Before I sit down, there is one matter that I think it is necessary to take up, arising from an observation made by my noble friend Lord Lloyd of Hampstead. If I understood him correctly, he said that he thought the exercise by the Attorney General of the powers vested in him by Clause 8 of this Bill—namely, the duty to institute proceedings and to give or withhold his consent to the institution of proceedings by some private person—had better be transferred away from him to some body which would advise on the institution of prosecutions, because the Attorney General (I think these were his words) was subject to pressures. I do not know how those words should be interpreted, but if their implication is that the Attorney General gives way to pressures, I think I need say no more than that it is language for which I do not very much care, and I can assure the noble Lord that he need have not the slightest apprehension on that score. 1 have known intimately every Attorney General who has held office over the last 23 years, and I have had some responsibility, and no Attorney General of whom I have ever heard has acted in this way.

LORD LLOYD OF HAMPSTEAD

My Lords, in view of the observations that have fallen from my noble and learned friend, I feel I should say that, if he will be kind enough to look in Hansard tomorrow, it will be apparent to him that what I was seeking to indicate was that an Attorney General in this situation would find himself in a very delicate and difficult position, and it seemed to me that it would be far better and more satisfactory, from the point of view both of the public and of the theatre, that an independent committee, which had adequate representation on it of producers—

LORD STONHAM

I hope that my noble friend is not going to make another speech.

LORD LLOYD OF HAMPSTEAD

No; I shall not make another speech.
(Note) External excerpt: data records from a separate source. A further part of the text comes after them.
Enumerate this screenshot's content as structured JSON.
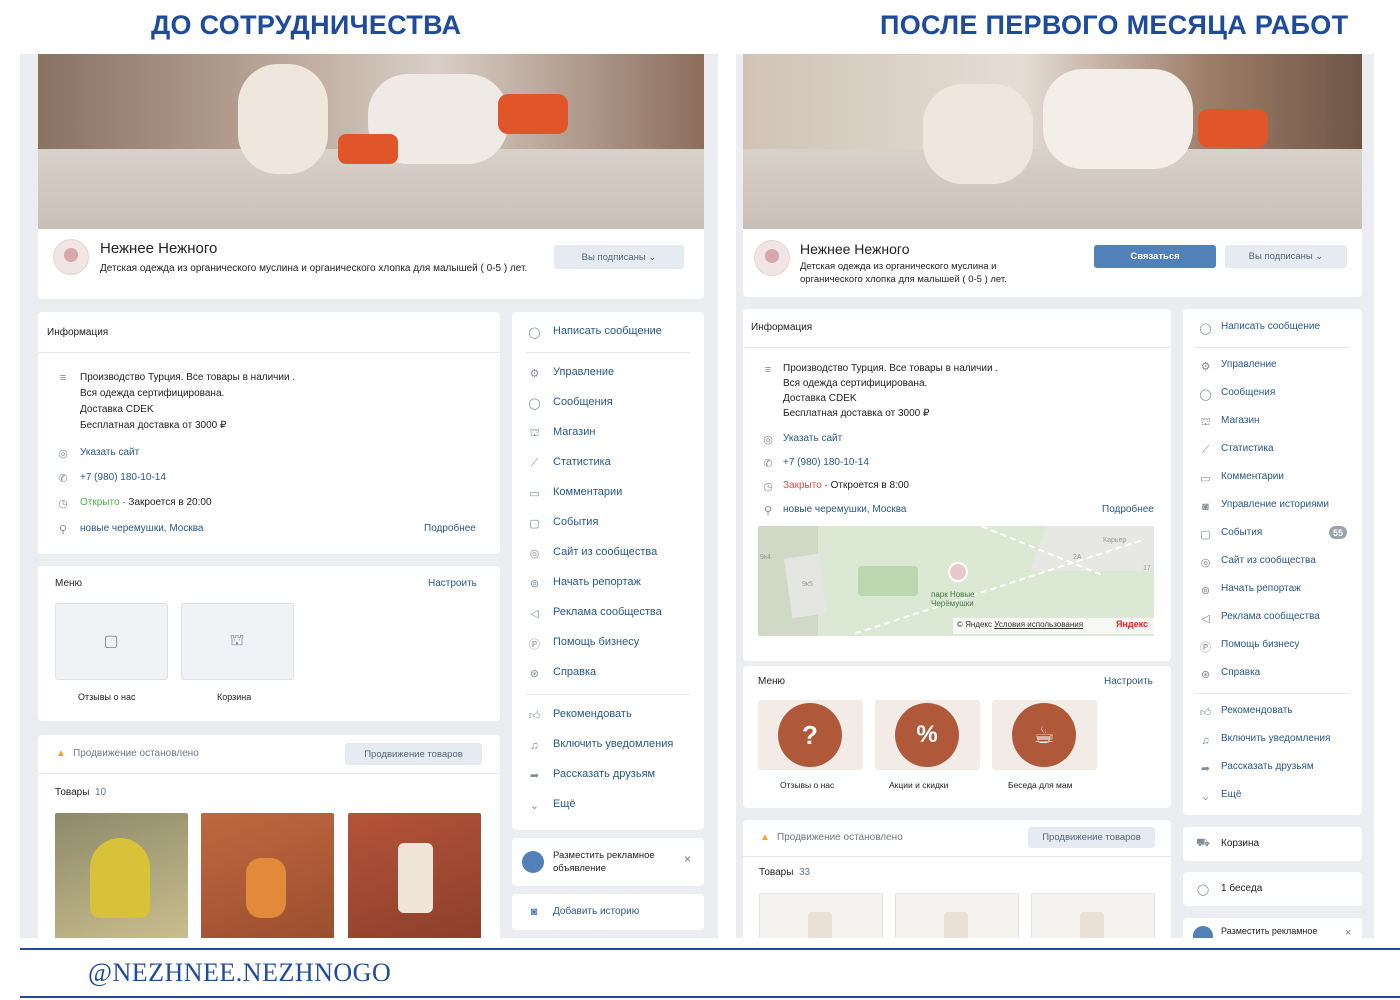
{
  "headings": {
    "before": "ДО СОТРУДНИЧЕСТВА",
    "after": "ПОСЛЕ ПЕРВОГО МЕСЯЦА РАБОТ"
  },
  "footer": "@NEZHNEE.NEZHNOGO",
  "colors": {
    "heading": "#1f4b9c",
    "vk_link": "#2a5885",
    "vk_primary": "#5181b8",
    "vk_bg": "#ebedf0"
  },
  "before": {
    "group_name": "Нежнее Нежного",
    "group_desc": "Детская одежда из органического муслина и органического хлопка для малышей ( 0-5 ) лет.",
    "subscribed_btn": "Вы подписаны",
    "info": {
      "title": "Информация",
      "desc_lines": [
        "Производство Турция. Все товары в наличии .",
        "Вся одежда сертифицирована.",
        "Доставка CDEK",
        "Бесплатная доставка от 3000 ₽"
      ],
      "site": "Указать сайт",
      "phone": "+7 (980) 180-10-14",
      "status": "Открыто",
      "status_detail": " · Закроется в 20:00",
      "address": "новые черемушки, Москва",
      "more": "Подробнее"
    },
    "menu": {
      "title": "Меню",
      "configure": "Настроить",
      "items": [
        "Отзывы о нас",
        "Корзина"
      ]
    },
    "promo": {
      "text": "Продвижение остановлено",
      "button": "Продвижение товаров"
    },
    "goods": {
      "title": "Товары",
      "count": "10"
    },
    "side_menu": {
      "write": "Написать сообщение",
      "items": [
        "Управление",
        "Сообщения",
        "Магазин",
        "Статистика",
        "Комментарии",
        "События",
        "Сайт из сообщества",
        "Начать репортаж",
        "Реклама сообщества",
        "Помощь бизнесу",
        "Справка"
      ],
      "items2": [
        "Рекомендовать",
        "Включить уведомления",
        "Рассказать друзьям",
        "Ещё"
      ],
      "ad": "Разместить рекламное объявление",
      "story": "Добавить историю"
    }
  },
  "after": {
    "group_name": "Нежнее Нежного",
    "group_desc_1": "Детская одежда из органического муслина и",
    "group_desc_2": "органического хлопка для малышей ( 0-5 ) лет.",
    "contact_btn": "Связаться",
    "subscribed_btn": "Вы подписаны",
    "info": {
      "title": "Информация",
      "desc_lines": [
        "Производство Турция. Все товары в наличии .",
        "Вся одежда сертифицирована.",
        "Доставка CDEK",
        "Бесплатная доставка от 3000 ₽"
      ],
      "site": "Указать сайт",
      "phone": "+7 (980) 180-10-14",
      "status": "Закрыто",
      "status_detail": " · Откроется в 8:00",
      "address": "новые черемушки, Москва",
      "more": "Подробнее"
    },
    "map": {
      "park": "парк Новые Черёмушки",
      "copyright": "© Яндекс",
      "terms": "Условия использования",
      "brand": "Яндекс",
      "tag1": "Карьер",
      "tag2": "9к4",
      "tag3": "9к5",
      "tag4": "2А",
      "tag5": "17"
    },
    "menu": {
      "title": "Меню",
      "configure": "Настроить",
      "items": [
        "Отзывы о нас",
        "Акции и скидки",
        "Беседа для мам"
      ]
    },
    "promo": {
      "text": "Продвижение остановлено",
      "button": "Продвижение товаров"
    },
    "goods": {
      "title": "Товары",
      "count": "33"
    },
    "side_menu": {
      "write": "Написать сообщение",
      "items": [
        "Управление",
        "Сообщения",
        "Магазин",
        "Статистика",
        "Комментарии",
        "Управление историями",
        "События",
        "Сайт из сообщества",
        "Начать репортаж",
        "Реклама сообщества",
        "Помощь бизнесу",
        "Справка"
      ],
      "events_badge": "55",
      "items2": [
        "Рекомендовать",
        "Включить уведомления",
        "Рассказать друзьям",
        "Ещё"
      ],
      "cart": "Корзина",
      "chat": "1 беседа",
      "ad": "Разместить рекламное"
    }
  }
}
But in view of the observations that fell from my noble and learned friend, I thought it appropriate that I should make clear that I was not for one moment seeking to suggest that any Attorney General would yield to improper pressure. On the contrary, I think I made it plain that of course any Attorney General could be relied upon to approach such a question entirely dispassionately —in fact, those were my actual words.

LORD STOW HILL

I can only say that I am extremely grateful to my noble friend for his intervention. I was misled possibly by the use of the word "pressures". I am delighted to hear that I misinterpreted him, and if I did, as he assures me I did, then I think the observations I made were unnecessary, and they are withdrawn.

I need only say, in conclusion, that the debate has, from my point of view, been one of great interest. I shall of course study it with the greatest of care. I would not seek to attempt to pick up all the points made by noble Lords, but I will certainly go through each point and examine it with interest and anxious attention.

On Questiton, Bill read 2a, and committed to a Committee of the Whole House.